Eine Portweiterleitung wäre analog dazu etwas wie eine Katzenklappe in deiner Haustür - nur dass diese Klappe womöglich groß genug für einen Einbrecher ist....


Synology bietet eine integrierte VPN-Funktion, zu der es haufenweise Anleitungen gibt. Darüber kannst du von unterwegs gefahrlos deine Kameras anschauen - so als wärst du daheim auf der Couch.

 

[Blende Up]

Synology bietet eine integrierte VPN-Funktion,

Wenn die aber ohne Portweiterleitung auskommt, wie läuft denn das?
Hält die permanent eine Verbindung zu einem synology serverdienst, der darüber dem NAS mitteilt, dass ein Endgerät eine VPN Verbindung eröffnen will? oder läuft gleich der ganze Traffic über diesen Server?

Deshalb würde ich immer zu einem Router VPN raten, da kommt man dann auch mit einer VPN Software aus... Und ausser einem Dyndns ist auch kein anderer Server notwendig.

 

[chrigu]

Das funktioniert alles über den syno Server. Natürlich müssen 1 oder zwei Ports offen sein, damit die syno überhaupt von aussen erreichbar ist. Natürlich ist die Kommunikation verschlüsselt vom syno bis zum händy (vorausgesetzt man nutzt deren App)
Und als Highlight: es funktioniert sogar mit einem ds-lite/cgn Provider

 

[Raijin]

@Blende Up : Jein. Natürlich benötigt ein VPN-Server hinter dem Router eine Portweiterleitung für das VPN an sich. VPNs sind aber explizit für die sichere Kommunikation konzipiert und deswegen ist solch eine Portweiterleitung auch als weitestgehend unkritisch anzusehen.

Das Problem an Portweiterleitungen auf x-beliebige Endgeräte mit x-beliebigen Diensten kommt durch die schiere Masse und die unbekannten Sicherheitsvorkehrungen des Geräts bzw. Dienstes. 3 Kameras, 3 Weiterleitungen, vielleicht sogar über nacktes http ohne Login. Dann hat man ja noch einen MedienServer und die smarte Heizung möchte man ja auch aus der Ferne steuern. Am Ende sind es dann schnell ein halbes Dutzend Portweiterleitungen oder mehr. Und dann kommt der Anwender noch auf die Idee, zum Beispiel die SMB-Ports an das NAS weiterzuleiten, weil man ja von unterwegs auch gerne auf die Netzlaufwerke zugreifen möchte. Ach, und von unterwegs auf dem Drucker daheim drucken wäre ja auch cool, also auch noch TCP 9100 weiterleiten.

Am Ende hat man nicht nur einen verschlossenen Zugang zur heimischen Wohnung, sondern ein Dutzend potentiell komplett unverschlossener Zugänge.

Eine Portweiterleitung auf einen VPN-Server ist daher unkritisch, speziell im privaten Umfeld.
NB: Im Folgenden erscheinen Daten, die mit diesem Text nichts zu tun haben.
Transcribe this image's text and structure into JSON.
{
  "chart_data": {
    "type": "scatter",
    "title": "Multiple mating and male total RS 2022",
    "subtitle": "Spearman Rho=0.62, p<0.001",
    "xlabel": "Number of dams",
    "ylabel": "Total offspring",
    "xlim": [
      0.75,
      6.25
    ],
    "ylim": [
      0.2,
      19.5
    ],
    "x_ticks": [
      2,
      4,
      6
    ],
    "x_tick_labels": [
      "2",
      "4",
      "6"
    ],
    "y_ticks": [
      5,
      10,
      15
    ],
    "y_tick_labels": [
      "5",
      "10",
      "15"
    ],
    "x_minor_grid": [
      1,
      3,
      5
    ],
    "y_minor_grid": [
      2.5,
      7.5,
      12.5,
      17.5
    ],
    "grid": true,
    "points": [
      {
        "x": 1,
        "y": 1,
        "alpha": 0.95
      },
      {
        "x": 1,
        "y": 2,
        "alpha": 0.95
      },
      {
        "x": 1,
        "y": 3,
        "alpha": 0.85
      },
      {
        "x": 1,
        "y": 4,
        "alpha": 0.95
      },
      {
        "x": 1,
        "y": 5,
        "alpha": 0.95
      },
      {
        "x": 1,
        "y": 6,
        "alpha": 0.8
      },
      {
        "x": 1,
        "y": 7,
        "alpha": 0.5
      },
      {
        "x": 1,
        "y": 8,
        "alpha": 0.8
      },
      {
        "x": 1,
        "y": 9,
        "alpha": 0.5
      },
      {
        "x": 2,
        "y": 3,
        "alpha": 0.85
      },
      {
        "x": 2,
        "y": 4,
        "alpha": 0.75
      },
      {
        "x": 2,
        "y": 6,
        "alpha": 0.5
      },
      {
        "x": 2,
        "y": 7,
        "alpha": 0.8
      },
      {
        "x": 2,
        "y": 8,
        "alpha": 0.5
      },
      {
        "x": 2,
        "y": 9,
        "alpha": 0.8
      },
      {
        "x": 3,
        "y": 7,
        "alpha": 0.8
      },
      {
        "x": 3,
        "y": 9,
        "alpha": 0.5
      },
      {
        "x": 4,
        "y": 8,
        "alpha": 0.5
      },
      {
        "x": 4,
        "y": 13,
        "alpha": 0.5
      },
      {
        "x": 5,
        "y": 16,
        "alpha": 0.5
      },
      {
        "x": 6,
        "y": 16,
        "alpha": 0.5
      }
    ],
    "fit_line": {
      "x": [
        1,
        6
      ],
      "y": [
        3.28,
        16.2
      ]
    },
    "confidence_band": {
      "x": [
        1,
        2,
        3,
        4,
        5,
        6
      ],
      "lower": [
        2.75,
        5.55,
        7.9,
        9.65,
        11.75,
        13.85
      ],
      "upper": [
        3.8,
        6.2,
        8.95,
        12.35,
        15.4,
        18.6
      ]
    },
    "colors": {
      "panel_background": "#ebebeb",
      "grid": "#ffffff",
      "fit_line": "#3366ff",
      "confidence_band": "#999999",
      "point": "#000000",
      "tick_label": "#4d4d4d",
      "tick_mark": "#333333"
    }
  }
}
Deshalb würde ich immer zu einem Router VPN raten, da kommt man dann auch mit einer VPN Software aus... Und ausser einem Dyndns ist auch kein anderer Server notwendig.

Warum sollte man bei einem NAS-VPN nicht mit einer VPN-Software auskommen
Einen DynDNS-Client bringen die NAS, die u.a. VPN anbieten, ebenfalls mit.

Hinzu kommt, dass Router in den meisten Fällen deutlich schwächere CPUs haben als ein NAS, welches eben noch für viele andere Dinge Leistung in der Hinterhand haben muss. Router-VPNs von Consumer-Routern sind daher in den meisten Fällen alles andere als performant - neue Modelle mit ggfs WireGuard mal ein wenig ausgenommen.

 

[Blende Up]

okay, ggf bessere Leistung wegen CPU ist n Punkt. Aber um eine IP-Cam mit max 8Mb/s Anzeigen zu lassen, war mein FB VPN immer schnell genug. Aber ich Lade da auch keine (großen) Dateien hin und her.... Insofern halte ich das mit einem generellen, statt jeweils dedizierten VPN Zugang schon für praktischer

Warum sollte man bei einem NAS-VPN nicht mit einer VPN-Software auskommen

Das "einer" bezog sich auf für alle Geräte. Denn die VPN SW für mein Synology NAS muß ja nicht unbedingt für mein Netgear NAS, oder meinen Drucker funktionieren, oder ist das sichergestellt?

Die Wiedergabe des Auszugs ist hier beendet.